É preciso que o governo do estado estabeleça uma política específica de combate ao assédio e cuidado com a saúde mental dos policiais civis do RS. O primeiro passo, é a criação de um protocolo de atendimento seguro para os casos de assédio, que proteja os (as) policiais civis e dê condições seguras para o atendimento aos danos causados pelo assédio, além de punição para os (as) assediadores (as). Hoje, diante da falta de ação do governo, contamos apenas com os abnegados servidores do DSA, que lidam da melhor forma possível diante da falta de estrutura e apoio por parte da administração. Por incrível que pareça, até mesmo esses policiais, que cuidam da saúde mental da categoria, têm sido vítimas de assédio moral.

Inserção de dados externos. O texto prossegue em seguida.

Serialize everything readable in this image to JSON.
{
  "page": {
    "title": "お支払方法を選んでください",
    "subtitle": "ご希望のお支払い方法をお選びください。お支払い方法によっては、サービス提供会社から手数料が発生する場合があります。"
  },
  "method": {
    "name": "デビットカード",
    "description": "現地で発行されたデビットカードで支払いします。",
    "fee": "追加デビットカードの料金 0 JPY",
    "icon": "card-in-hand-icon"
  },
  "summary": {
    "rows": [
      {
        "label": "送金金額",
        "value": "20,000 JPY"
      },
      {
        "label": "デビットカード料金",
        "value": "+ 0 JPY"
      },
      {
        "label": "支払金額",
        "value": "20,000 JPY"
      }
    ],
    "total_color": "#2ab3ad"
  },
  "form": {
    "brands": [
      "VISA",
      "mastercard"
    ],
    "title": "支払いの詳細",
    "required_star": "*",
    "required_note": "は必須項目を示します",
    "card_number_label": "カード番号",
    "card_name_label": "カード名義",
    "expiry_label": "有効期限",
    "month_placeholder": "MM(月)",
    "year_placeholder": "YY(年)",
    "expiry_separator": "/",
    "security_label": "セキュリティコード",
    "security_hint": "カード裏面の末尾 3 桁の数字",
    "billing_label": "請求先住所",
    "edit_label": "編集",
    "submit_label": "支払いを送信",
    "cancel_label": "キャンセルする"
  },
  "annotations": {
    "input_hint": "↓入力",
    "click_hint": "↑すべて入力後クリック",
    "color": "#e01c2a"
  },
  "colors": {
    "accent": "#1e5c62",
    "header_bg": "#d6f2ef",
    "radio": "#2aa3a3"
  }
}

A diretora da UGEIRM, Neiva Carla Back, destaca que “o assédio moral é um mal que atinge todos os (as) servidores (as) da Polícia Civil, agentes e delegados (as), e prejudica toda a sociedade. Um ambiente de trabalho autoritário, onde o medo permeia as relações, é prejudicial para a garantia de um atendimento eficiente à população. No caso da Polícia Civil é ainda mais grave. Os (as) policiais civis já são obrigados, pela própria natureza da profissão, a lidar com situações de stress e tensão elevada. Quando essa tensão é ampliada pelas relações de trabalho, o risco de erros aumenta. Numa profissão como a de policial, esses erros podem ter sérias consequências”.

O Presidente da UGEIRM, Isaac Ortiz, afirma que “esse momento é ideal para que o governo abrace, finalmente, essa discussão. Demonstrando que a sua preocupação com o que aconteceu na DEAM, vai além de um cuidado com a sua imagem perante a opinião pública. Ou o governo enxerga, definitivamente, que a luta contra o assédio moral é fundamental para o trabalho dos servidores que vêm, ano a ano, diminuído os índices de violência no estado, ou corremos o risco de vermos todos os avanços conseguidos nos últimos anos na segurança pública, ir por água abaixo”.

Ortiz completa, reafirmando o compromisso da UGEIRM com os (as) policiais civis vítimas de assédio: “aos colegas que sofrem com assédio, nós reafirmamos que o sindicato estará sempre à disposição e ao lado de vocês. Denunciem ao sindicato, pois o assediador se alimenta do silêncio. Sabemos o quanto é difícil fazer a denúncia e o quanto é doloroso passar por essa situação, mas saiba que o sindicato será sempre acolhedor e estará ao seu lado na apuração e punição dos casos de assédio”.